In a recent episode of Tricycle Talks, Baker spoke with Tricycle’s editor-in-chief, James Shaheen, about Dogen’s commentary on the precepts, the importance of getting to know our anger, and how we can cultivate compassion for the parts of ourselves we tend to reject. Read an excerpt from their conversation, and then listen to the full episode.

It can be easy to think of the precepts as a list of ethical norms or rules, but you write that they’re actually expressions of enlightened reality. Can you say more about this distinction? As I was writing this book, I was undergoing a deep inquiry into Dogen, who’s very difficult to understand. The precepts that come down to us from Dogen are presented not as “Don’t steal, don’t lie” but as non-stealing and non-lying. That was a mystery to me. I wrote the book to explain how the precepts get to the place of non-lying and non-stealing where they are expressed naturally without any sense of separation. That’s really what the book is about: learning to acknowledge the killer, the liar, the stealer in each of us so that we can arrive at that place of a precept being expressed naturally.

How does this affect our practice with the precepts? Enlightenment is not a once-and-for-all state. Dogen says, “There are bodhisattvas who have become buddhas millions and millions of times.” Becoming a buddha is that moment of nonduality when the precept completely arises naturally. But in the next moment, in a different context, I may have to be making a choice. I may have to be conscious: “Well, I have a tendency to steal attention, so I’m going to bite my tongue here. I’m going to practice some kind of restraint.” The more that we can acknowledge, welcome, befriend, and even love those parts of ourselves that we would rather hide or deny, the more we’ve undone the opposition between stealing and not stealing. They are no longer these separate, clunky objects. That allows for the arising of a precept naturally and spontaneously.

“When we hide things from ourselves and from others, a lot of our energy goes into hiding and not into living.”

Can you say more about the risks of hiding these rejected parts of ourselves? I think anything we hide involves cloaking ourselves in something heavy that will succeed in hiding. The inner work is always uncovering [these parts], opening to them, and bringing them out of hiding. At the end of each chapter in the book, I share exercises for people to do with each other. To bring something out of hiding just for myself isn’t enough—I have to be able to do it in the presence of others, which can be scary. I work with a small sangha, and they have had experiences of being one with each other, moments of total non-separation, in the middle of doing these exercises. You start learning what it is to listen. Zen says everything preaches the dharma, so we need to learn to listen to reality. It’s interesting to see the love that comes from that. All of our efforts to hide and judge are these sharp edges, and the openness, softness, and freedom of the discovery of love here is amazing.

Along those lines, you write that our job in working with the precepts is to “learn who we are as killers in a compassionate way.” Can you say more about the process of exploring how we fail to live up to the precepts? [The process] is exploring it with particulars, namely, with particular precepts, particular contexts, and particular people.

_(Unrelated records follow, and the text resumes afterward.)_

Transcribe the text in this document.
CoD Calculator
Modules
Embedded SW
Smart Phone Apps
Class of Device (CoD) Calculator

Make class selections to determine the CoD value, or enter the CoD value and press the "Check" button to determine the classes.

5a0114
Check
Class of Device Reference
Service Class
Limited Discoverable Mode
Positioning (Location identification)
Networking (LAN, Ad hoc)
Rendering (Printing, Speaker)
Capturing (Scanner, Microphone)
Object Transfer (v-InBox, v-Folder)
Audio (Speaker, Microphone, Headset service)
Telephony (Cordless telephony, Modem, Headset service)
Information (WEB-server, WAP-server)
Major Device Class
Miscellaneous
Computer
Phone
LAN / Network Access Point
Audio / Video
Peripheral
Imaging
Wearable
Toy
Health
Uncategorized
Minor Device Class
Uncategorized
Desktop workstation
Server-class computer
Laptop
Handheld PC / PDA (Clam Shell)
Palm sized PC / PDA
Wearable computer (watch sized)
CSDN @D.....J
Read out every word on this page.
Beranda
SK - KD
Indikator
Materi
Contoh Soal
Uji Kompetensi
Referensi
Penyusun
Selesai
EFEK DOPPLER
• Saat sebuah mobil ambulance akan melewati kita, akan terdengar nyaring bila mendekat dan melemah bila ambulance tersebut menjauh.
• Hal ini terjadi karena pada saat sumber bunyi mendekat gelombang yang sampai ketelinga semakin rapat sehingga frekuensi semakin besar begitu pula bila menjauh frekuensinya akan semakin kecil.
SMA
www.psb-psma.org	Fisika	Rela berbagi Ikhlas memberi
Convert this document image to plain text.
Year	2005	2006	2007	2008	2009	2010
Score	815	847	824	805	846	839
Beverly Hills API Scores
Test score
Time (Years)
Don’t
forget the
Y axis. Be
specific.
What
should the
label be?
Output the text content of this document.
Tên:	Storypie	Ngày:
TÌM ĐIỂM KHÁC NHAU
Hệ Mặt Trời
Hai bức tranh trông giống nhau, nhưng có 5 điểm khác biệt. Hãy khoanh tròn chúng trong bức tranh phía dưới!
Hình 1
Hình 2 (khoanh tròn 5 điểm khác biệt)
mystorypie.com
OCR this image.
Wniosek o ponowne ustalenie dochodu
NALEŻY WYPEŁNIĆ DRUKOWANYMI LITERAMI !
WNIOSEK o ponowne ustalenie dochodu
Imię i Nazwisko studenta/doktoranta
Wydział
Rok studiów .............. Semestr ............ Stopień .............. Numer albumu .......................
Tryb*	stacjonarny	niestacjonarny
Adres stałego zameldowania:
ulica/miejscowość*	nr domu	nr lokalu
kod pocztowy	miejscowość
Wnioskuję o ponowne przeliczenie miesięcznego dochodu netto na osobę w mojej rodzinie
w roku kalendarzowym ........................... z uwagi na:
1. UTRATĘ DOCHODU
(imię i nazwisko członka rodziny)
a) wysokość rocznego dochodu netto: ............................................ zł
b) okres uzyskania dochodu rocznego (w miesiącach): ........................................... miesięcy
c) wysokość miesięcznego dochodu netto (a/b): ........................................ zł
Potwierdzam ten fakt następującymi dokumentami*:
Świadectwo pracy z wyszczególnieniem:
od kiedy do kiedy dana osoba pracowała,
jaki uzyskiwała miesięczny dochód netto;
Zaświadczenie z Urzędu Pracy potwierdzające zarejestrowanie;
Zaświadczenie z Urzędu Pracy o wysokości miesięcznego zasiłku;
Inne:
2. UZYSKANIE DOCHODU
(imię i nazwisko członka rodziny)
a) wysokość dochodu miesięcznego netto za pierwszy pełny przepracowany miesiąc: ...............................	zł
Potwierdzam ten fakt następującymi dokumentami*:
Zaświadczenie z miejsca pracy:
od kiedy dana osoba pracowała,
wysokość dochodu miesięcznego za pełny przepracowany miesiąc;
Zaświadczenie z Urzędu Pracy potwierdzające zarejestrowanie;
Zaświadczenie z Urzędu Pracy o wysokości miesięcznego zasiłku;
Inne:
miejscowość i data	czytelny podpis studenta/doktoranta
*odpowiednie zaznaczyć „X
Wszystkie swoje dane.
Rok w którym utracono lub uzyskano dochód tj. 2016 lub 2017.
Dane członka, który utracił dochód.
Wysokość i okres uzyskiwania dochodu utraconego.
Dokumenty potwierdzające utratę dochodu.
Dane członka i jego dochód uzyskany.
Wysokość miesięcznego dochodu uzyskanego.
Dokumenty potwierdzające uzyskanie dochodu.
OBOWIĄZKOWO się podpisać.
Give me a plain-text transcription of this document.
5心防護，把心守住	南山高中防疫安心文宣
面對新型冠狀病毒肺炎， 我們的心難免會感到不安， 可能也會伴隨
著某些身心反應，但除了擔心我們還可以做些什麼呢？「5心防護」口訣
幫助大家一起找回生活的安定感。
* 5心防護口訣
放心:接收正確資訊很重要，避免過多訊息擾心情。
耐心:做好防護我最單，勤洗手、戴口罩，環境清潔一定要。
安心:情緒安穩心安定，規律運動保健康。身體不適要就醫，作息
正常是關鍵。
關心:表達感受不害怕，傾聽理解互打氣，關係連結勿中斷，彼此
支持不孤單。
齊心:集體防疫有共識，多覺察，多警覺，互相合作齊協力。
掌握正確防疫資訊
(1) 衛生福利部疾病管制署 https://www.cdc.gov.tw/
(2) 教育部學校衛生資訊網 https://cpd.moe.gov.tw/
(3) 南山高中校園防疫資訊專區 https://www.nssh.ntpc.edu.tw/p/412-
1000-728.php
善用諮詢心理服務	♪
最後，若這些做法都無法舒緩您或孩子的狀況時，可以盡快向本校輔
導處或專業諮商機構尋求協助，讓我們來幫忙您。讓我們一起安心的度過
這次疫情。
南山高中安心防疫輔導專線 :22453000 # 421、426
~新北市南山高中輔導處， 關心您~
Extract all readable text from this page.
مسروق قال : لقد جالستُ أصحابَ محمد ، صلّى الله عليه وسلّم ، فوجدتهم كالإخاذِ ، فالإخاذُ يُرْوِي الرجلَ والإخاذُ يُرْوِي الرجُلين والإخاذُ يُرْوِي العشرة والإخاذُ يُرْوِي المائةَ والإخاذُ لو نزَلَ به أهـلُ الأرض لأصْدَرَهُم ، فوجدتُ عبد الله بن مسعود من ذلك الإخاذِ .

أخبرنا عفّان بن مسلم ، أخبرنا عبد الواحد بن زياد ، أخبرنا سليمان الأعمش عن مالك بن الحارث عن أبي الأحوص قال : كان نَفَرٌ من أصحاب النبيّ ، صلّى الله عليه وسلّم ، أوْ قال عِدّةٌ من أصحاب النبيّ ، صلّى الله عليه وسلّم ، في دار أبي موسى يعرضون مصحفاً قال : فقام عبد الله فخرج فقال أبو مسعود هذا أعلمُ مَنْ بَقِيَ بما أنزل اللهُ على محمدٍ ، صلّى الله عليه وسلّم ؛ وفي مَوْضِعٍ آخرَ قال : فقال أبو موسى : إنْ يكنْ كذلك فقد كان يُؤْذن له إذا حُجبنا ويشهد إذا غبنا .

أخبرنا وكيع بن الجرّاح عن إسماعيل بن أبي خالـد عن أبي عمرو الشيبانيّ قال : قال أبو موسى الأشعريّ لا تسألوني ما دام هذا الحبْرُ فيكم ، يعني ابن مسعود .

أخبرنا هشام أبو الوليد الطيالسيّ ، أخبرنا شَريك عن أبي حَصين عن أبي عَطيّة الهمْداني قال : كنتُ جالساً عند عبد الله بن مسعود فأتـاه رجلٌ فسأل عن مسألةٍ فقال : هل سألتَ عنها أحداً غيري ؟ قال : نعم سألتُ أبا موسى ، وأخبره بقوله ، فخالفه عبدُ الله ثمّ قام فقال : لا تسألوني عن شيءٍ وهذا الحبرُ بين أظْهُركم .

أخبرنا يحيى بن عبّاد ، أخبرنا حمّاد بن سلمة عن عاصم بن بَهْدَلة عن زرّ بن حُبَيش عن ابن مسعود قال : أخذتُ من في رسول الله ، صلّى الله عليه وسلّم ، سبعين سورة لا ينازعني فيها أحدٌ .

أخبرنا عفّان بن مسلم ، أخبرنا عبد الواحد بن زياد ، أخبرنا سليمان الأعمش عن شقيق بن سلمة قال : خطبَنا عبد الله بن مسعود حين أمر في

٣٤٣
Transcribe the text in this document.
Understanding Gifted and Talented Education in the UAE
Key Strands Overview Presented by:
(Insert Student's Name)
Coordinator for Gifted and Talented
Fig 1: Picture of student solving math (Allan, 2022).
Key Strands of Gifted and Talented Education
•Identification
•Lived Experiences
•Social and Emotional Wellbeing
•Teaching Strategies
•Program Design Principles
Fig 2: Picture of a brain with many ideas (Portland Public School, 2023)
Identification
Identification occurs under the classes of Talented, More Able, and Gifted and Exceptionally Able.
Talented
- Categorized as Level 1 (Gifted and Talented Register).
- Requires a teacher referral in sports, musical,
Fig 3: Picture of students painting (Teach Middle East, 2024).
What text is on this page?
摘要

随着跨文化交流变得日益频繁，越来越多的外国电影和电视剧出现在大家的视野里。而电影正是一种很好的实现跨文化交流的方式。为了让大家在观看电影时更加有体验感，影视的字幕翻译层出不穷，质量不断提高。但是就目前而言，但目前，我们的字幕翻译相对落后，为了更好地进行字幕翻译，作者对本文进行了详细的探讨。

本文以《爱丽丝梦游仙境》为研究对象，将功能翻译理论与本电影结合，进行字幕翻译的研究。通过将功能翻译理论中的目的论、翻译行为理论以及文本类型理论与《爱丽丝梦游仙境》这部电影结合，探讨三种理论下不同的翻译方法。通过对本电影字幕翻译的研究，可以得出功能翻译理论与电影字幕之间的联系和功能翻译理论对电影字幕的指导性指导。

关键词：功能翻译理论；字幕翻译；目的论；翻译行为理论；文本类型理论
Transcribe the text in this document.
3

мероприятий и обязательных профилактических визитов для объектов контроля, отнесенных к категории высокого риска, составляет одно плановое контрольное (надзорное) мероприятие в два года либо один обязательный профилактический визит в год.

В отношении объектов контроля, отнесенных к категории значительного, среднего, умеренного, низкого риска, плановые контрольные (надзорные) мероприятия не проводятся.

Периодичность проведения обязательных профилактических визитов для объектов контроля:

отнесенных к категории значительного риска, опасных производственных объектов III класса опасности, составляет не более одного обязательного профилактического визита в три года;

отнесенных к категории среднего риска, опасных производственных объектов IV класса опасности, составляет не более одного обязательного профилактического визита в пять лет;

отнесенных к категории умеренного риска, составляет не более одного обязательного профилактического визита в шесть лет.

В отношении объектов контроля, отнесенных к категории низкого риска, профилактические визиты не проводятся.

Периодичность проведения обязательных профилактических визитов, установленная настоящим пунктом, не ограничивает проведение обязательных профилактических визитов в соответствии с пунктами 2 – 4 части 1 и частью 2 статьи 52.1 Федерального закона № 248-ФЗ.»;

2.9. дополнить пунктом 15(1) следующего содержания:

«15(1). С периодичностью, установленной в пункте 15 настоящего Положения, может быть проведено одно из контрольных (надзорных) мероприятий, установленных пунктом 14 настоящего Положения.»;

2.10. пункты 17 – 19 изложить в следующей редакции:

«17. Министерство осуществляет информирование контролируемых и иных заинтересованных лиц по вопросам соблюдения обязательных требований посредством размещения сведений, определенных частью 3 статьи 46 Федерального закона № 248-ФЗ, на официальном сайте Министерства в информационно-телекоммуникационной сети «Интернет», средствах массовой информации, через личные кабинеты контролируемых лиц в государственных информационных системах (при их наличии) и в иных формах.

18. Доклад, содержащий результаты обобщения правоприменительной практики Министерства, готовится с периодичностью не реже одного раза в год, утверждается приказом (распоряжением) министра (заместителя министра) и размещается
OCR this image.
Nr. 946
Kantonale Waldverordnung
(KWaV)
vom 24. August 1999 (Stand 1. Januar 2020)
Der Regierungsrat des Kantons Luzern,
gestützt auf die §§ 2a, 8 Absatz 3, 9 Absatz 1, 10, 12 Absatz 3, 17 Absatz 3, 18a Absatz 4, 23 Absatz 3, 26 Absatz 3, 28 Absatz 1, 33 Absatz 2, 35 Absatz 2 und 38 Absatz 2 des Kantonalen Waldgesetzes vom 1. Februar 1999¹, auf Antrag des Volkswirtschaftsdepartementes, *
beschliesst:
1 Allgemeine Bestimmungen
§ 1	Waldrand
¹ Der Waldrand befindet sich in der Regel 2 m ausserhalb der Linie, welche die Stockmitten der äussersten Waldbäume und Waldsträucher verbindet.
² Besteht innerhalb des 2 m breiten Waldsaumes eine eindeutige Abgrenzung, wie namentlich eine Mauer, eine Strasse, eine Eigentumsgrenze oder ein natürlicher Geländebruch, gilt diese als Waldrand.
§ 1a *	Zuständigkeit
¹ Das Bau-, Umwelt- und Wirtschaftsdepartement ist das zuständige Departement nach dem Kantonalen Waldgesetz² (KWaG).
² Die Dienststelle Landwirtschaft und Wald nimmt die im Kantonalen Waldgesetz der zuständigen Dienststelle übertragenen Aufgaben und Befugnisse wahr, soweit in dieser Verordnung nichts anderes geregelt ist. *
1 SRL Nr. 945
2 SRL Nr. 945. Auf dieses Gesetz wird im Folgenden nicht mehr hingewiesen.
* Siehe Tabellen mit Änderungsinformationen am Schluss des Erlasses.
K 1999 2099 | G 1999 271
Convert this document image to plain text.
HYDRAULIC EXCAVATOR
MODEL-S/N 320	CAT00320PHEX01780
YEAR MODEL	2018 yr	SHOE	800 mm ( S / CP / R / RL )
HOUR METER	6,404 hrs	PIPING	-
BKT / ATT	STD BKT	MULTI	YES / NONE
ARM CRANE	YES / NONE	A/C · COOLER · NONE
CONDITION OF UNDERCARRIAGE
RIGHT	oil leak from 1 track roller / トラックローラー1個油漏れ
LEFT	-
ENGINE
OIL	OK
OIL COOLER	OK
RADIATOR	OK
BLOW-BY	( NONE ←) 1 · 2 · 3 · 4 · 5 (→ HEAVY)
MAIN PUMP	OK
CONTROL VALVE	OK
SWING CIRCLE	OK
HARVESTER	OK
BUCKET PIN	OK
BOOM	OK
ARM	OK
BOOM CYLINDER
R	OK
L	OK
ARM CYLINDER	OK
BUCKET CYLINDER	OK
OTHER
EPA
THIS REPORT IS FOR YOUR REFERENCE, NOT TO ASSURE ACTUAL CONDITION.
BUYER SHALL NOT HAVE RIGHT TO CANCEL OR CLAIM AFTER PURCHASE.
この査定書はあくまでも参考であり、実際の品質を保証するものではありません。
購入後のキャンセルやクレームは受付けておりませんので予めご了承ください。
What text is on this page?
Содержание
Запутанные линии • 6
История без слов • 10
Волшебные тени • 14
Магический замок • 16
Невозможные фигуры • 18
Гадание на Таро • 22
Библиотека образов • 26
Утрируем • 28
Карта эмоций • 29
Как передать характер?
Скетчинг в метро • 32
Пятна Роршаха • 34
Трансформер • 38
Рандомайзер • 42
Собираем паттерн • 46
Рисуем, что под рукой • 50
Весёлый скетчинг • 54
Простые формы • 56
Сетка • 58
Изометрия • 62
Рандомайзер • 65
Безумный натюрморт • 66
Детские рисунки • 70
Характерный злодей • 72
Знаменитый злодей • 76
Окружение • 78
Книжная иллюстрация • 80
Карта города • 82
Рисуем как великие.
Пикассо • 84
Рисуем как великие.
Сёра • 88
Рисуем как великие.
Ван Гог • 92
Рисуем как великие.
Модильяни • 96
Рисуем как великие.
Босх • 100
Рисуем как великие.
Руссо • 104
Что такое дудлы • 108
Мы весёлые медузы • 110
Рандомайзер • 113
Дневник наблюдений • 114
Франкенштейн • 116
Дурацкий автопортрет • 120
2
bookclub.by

Let’s say I have a tendency to lie, and I’m aware of it. It doesn’t have to be major things, it can be little tiny things that I lie about to protect myself or to get something. This is where the practice comes in of acknowledging, welcoming, and getting to know my lying and discovering that it’s not going to kill me to share that experience with somebody else—it can actually be liberating. Plato once said that the most miserable of men is the tyrant, who always has to be on guard. That’s what happens to us when we hide things from ourselves and from others: a lot of our energy goes into hiding and not into living.